Everything You To Know About Logistic Regression — Part 1

4 min readMay 12, 2024

Logistic regression is used to estimate the probability of occurrence of an event based on multiple factors.

Need for Logistic Regression:

Linear regression is used to predict the values of a dependent variable using the independent variable, we can explain the impact of the change in dependent variable on the independent variable.

Problem : The dependent variable in some cases are limited to binary [0 & 1] and is only limited to 2 classes whereas the independent variable may have any number of classes and linear regression is designed to solve the problem by minimizing MSE which is not a good fit in this problem.

Why Logistic Regression and not Logistic Classification ?

Logistic Regression returns a continuous values as an output for the input values which are later converted into [0 & 1] based on the threshold value.

Pre requisites Terminology for Log Reg:

Probability :

It is the ratio of the favourable outcomes to the total outcomes and returns the chances of occurrence of the favourable outcomes out of 1.

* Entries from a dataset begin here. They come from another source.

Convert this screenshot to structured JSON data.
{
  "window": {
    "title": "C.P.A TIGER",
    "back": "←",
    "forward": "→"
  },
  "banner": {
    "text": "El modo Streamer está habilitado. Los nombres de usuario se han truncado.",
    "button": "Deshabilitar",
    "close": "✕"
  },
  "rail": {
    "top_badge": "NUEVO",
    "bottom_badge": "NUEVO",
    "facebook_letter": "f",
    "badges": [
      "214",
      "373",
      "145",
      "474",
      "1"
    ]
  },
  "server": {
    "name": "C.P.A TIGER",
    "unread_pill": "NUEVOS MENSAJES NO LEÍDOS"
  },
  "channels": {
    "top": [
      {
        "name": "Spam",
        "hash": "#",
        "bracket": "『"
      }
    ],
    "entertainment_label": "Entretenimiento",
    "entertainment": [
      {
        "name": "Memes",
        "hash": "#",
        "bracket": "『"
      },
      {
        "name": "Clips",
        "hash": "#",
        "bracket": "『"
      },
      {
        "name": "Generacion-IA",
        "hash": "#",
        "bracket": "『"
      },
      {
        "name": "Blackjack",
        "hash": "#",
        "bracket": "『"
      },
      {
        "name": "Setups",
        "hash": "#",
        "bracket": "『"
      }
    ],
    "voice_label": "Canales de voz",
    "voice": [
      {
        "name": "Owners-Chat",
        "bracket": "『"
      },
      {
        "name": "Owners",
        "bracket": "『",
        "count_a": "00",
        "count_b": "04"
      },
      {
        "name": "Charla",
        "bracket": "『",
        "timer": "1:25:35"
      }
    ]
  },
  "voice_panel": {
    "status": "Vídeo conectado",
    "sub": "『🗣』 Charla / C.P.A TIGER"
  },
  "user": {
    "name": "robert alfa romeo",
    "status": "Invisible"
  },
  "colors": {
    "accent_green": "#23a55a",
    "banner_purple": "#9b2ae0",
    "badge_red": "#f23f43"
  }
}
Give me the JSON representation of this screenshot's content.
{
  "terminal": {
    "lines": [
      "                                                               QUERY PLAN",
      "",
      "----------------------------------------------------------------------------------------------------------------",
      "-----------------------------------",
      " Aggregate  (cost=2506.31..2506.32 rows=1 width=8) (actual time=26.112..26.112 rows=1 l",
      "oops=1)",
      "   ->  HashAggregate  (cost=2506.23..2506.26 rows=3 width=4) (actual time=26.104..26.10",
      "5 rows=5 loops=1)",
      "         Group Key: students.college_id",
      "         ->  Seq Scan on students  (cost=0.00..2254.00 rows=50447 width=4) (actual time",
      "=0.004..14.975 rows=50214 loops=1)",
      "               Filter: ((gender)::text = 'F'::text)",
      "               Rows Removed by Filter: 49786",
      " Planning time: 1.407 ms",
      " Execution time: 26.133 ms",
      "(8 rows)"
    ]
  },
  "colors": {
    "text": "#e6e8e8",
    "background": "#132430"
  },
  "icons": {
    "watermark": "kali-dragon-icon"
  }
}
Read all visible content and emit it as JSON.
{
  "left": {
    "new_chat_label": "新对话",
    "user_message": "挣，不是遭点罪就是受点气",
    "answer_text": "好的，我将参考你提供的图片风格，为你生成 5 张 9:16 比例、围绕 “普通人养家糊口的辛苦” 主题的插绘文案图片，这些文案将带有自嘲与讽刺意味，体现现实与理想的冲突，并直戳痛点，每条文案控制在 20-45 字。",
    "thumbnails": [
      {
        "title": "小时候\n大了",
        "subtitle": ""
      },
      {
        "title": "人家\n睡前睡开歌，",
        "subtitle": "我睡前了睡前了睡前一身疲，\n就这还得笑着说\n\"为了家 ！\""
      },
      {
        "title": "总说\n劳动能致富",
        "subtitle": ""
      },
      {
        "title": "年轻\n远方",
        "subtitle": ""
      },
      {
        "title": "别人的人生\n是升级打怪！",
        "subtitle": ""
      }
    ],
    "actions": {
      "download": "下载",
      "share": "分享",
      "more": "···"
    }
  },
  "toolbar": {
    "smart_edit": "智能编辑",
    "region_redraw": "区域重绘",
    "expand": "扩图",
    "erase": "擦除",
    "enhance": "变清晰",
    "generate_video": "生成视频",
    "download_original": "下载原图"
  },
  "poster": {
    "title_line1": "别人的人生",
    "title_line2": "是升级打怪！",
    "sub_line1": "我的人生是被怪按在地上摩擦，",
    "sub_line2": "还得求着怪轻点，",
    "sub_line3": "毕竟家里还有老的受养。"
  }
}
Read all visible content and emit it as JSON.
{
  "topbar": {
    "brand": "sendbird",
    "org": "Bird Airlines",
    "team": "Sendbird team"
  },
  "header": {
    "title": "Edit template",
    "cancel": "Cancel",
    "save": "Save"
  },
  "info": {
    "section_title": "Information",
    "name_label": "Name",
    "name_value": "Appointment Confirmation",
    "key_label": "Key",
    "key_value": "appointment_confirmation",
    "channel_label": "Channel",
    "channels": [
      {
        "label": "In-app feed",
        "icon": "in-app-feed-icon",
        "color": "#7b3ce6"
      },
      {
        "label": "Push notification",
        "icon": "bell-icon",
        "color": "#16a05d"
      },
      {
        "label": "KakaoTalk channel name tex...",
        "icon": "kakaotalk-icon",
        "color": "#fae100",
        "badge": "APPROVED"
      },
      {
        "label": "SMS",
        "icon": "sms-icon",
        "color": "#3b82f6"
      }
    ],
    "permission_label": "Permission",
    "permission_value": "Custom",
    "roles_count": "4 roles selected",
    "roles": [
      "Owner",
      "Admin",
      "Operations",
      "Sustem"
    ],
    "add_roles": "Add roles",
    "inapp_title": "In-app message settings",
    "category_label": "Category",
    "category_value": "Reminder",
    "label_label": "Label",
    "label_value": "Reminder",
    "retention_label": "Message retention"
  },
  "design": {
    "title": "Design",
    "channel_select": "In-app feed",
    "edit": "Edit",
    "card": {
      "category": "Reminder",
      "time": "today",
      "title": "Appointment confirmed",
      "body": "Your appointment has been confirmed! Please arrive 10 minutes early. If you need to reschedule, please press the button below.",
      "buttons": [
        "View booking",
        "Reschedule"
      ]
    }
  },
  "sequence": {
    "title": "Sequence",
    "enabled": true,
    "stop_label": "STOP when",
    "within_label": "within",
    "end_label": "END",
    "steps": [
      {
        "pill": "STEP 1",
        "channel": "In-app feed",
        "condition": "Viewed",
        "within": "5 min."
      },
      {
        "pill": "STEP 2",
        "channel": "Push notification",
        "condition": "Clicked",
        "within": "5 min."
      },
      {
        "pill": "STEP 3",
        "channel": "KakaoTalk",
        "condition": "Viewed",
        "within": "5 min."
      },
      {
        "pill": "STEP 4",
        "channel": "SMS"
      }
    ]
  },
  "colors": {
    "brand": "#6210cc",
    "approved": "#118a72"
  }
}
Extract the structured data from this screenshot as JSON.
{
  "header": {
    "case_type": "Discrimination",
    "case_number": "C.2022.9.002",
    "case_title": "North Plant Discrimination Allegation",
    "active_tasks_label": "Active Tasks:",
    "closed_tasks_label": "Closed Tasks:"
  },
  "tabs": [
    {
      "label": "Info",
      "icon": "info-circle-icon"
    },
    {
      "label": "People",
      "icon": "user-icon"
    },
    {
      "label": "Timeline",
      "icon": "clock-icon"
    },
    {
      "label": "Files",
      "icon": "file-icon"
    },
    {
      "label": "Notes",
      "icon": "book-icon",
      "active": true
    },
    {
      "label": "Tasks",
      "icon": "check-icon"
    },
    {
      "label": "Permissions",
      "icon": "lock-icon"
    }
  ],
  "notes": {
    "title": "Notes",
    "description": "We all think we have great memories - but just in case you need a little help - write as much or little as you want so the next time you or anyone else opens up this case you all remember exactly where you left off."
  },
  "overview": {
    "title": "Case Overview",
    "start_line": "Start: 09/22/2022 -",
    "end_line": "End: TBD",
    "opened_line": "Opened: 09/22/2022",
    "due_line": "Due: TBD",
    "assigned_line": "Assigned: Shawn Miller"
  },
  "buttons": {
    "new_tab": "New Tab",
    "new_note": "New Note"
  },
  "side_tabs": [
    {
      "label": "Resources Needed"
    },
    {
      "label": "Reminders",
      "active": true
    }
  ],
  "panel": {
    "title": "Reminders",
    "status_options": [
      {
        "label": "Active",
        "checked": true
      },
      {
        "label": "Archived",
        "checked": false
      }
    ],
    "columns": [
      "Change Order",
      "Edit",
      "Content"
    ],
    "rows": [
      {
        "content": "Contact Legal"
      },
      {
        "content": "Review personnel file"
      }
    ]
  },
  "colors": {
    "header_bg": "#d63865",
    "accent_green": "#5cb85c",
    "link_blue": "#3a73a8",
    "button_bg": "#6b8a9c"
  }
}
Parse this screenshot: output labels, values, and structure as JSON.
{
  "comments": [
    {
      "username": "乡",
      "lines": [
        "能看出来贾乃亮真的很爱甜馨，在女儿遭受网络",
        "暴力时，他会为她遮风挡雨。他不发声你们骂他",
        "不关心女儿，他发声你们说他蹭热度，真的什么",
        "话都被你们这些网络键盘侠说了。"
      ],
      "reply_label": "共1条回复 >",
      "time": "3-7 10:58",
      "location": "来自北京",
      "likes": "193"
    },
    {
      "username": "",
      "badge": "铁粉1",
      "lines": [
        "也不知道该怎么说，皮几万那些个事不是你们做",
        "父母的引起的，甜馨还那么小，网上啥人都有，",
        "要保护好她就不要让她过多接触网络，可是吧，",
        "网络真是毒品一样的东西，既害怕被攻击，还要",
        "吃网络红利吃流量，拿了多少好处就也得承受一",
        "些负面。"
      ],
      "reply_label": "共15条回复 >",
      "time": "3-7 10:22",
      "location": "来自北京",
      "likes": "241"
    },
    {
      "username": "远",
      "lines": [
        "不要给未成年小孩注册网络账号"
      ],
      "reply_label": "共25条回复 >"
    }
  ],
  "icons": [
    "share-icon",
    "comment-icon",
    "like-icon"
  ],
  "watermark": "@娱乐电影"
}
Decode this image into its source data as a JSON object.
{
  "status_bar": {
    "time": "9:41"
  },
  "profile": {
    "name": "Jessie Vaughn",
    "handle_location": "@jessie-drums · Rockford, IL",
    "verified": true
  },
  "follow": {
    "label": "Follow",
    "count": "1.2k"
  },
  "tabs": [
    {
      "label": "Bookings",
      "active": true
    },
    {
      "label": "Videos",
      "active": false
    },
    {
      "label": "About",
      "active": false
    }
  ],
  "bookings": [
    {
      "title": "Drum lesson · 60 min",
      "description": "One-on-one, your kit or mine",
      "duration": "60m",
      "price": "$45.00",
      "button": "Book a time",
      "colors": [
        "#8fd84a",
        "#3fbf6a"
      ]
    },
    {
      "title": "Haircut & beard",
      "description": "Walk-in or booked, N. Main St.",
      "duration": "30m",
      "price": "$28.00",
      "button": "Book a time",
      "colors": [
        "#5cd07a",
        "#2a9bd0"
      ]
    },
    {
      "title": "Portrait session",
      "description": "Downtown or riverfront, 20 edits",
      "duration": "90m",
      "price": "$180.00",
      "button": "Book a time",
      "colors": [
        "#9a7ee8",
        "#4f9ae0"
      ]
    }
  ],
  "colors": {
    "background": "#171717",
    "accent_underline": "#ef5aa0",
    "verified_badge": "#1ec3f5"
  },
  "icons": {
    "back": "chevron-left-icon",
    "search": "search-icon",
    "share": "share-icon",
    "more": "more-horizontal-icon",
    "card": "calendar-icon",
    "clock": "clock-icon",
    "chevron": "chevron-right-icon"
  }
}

Probability = Favourable Outcomes / Total Outcomes

Probabilities only ranges from 0 to 1, we can get the linear predictions out of the range.

Odds :

It is the ratio of probability of occurrence of an event to the probability of non occurrence of an event.

Odds = p(occurrence) / 1 – p(not occurrence)

The range of odds are pretty bad as it goes from 0 to infinity, where any value of odds below 1 is not good and any value of odds above 1 to infinity and better and better odds.

Log Odds :

Log of odds is the natural log of odds, It solves the problem of fitting a linear model of probabilities, It is the log of the ratio of two odds being compared.

Odds Ratio = Odds Y / Odds X

Example -

If OR > 1, i.e. O(Y) > O(X) → group X better than group Y.

If OR < 1, i.e. O(Y) < O(X) → group Y better than group X.

If OR = 1, i.e. O(Y) = O(X) → both are same.

Why we use Log odds instead of Probability or Odds?

The problem with using probability is that probability does not represent the constant effect of X (independent variables) therefore we use Odds but the range of odds is non linear as 0–1 are bad odds and 1 – infinity are good odds, hence we use log odds which has a linear range and can easily represent the effect of X.

LOGISTIC REGRESSION :

It is used to analyze the relationship between dichotomous dependent variable and categorical or numeric independent variables. Logistic Regression combines all independent variables to estimate probability that an event will occur.

Logistic Regression follows the Sigmoid function.